Towards Trustworthy Refactoring in Erlang

Tool-assisted refactoring transformations must be trustworthy if programmers are to be confident in applying them on arbitrarily extensive and complex code in order to improve style or efficiency. We propose a simple, high-level but rigorous, notation for defining refactoring transformations in Erlang, and show that this notation provides an extensible, verifiable and executable specification language for refactoring. To demonstrate the applicability of our approach, we show how to define and verify a number of example refactorings in the system.

💡 Research Summary

The paper addresses the problem of trustworthiness in automated refactoring tools for Erlang, arguing that developers need strong guarantees that refactorings preserve program semantics before they can safely apply such tools to large and complex code bases.
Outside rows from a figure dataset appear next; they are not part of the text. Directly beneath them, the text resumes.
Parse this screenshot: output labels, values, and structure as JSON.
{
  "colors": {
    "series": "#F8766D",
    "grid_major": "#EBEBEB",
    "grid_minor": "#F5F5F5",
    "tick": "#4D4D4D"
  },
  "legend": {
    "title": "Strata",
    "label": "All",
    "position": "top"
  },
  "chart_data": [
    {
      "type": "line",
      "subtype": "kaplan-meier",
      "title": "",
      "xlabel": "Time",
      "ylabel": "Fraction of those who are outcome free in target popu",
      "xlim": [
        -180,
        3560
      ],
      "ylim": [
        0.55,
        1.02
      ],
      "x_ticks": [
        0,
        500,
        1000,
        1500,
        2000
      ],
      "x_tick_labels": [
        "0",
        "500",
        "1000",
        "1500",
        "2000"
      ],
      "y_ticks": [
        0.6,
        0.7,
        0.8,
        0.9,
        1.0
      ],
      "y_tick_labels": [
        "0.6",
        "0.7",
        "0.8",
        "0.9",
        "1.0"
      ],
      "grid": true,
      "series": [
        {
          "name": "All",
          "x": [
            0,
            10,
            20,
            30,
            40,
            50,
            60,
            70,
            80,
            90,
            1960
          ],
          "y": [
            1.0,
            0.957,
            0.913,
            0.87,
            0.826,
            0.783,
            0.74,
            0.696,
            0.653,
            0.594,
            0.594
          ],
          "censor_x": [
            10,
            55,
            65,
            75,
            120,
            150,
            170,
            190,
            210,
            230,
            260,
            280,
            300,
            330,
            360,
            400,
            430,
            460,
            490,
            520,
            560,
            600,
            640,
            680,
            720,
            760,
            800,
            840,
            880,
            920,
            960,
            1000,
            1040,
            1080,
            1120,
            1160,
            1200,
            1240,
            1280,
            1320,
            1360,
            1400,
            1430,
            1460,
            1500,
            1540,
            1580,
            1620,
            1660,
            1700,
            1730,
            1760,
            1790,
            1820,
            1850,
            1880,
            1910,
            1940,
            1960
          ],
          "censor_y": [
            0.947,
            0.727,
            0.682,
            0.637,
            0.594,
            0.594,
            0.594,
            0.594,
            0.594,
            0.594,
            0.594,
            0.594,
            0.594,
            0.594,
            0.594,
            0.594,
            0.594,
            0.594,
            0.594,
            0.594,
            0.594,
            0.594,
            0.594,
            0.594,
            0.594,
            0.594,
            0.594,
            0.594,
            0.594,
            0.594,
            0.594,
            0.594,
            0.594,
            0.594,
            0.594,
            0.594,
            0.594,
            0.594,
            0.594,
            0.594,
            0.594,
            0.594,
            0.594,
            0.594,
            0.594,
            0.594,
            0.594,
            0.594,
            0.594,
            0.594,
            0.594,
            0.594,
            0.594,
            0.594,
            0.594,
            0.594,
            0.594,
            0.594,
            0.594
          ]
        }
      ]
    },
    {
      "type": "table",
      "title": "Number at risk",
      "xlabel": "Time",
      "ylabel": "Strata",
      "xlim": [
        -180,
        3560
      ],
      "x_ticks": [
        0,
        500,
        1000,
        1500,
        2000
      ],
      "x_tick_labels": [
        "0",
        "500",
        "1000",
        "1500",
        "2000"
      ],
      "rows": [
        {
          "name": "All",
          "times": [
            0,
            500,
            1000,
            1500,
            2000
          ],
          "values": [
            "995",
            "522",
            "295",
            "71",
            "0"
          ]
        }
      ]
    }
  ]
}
The authors propose a high‑level, yet rigorously defined, domain‑specific language (DSL) for specifying refactoring transformations. This DSL is tightly coupled with a semantic program graph representation, an extension of the abstract syntax tree that annotates each node with static semantic information such as function purity, arity, module membership, and call‑site relationships. By operating on this enriched graph, the DSL can express transformations using concrete Erlang syntax, meta‑variables, and list meta‑variables, while side‑conditions are expressed through built‑in semantic functions and predicates (e.g., fresh/1, atom/1, module/1).

A refactoring is defined as a conditional rewrite rule consisting of a matching pattern, a replacement pattern, and a WHEN clause that encodes the side‑conditions. The language is intentionally representation‑independent: developers write rules in terms of language concepts rather than low‑level AST nodes, which improves readability and reduces the chance of errors. The DSL supports three categories of refactorings: (1) prime local refactorings, which are single‑rule transformations affecting a single syntactic subtree; (2) prime extensive refactorings, which combine multiple rewrite rules to achieve a larger effect; and (3) composite refactorings, built by sequencing already verified prime refactorings. To aid the definition of extensive transformations, the authors introduce “refactoring schemes” that capture common patterns and can be instantiated with concrete rules, provided they satisfy certain verification constraints.

Verification is performed by translating each rewrite rule and its side‑conditions into first‑order logic formulas. The matching logic captures the structural equivalence of the pattern and replacement, while the semantic predicates are given precise logical definitions. An automated prover checks that, under the given conditions, the transformation preserves the semantics of the program fragment. If static verification fails—due to incomplete semantic information or undecidable conditions—the framework falls back to dynamic validation using test suites, ensuring a pragmatic safety net.

The paper demonstrates the approach with several examples. The “extract list head” refactoring shows a local transformation that introduces a fresh variable to simplify a compound list‑head expression. The “add module qualifier” example illustrates an extensive transformation that rewrites module‑local function calls into fully qualified calls, handling an arbitrary number of arguments via list meta‑variables. Composite refactorings are constructed by chaining these primitives, and the authors show how the DSL’s implicit THIS parameter (the focus node) and node selectors simplify the specification of the transformation scope.

Related work is surveyed, highlighting that most prior efforts either operate directly on low‑level ASTs, lack a systematic verification pipeline, or target generic languages rather than a specific one. By focusing on Erlang, the authors can embed language‑specific knowledge (e.g., dynamic typing, concurrency primitives) into the DSL, making specifications both concise and expressive.

In conclusion, the authors claim that their DSL, together with the semantic program graph and automated verification, provides a practical path toward trustworthy, large‑scale refactoring in Erlang. Future directions include extending the approach to handle more complex concurrency refactorings, improving the underlying static analysis for richer semantic predicates, and exploring applicability to other functional languages. The work represents a significant step in bridging the gap between high‑level, developer‑friendly refactoring specifications and formal guarantees of behavior preservation.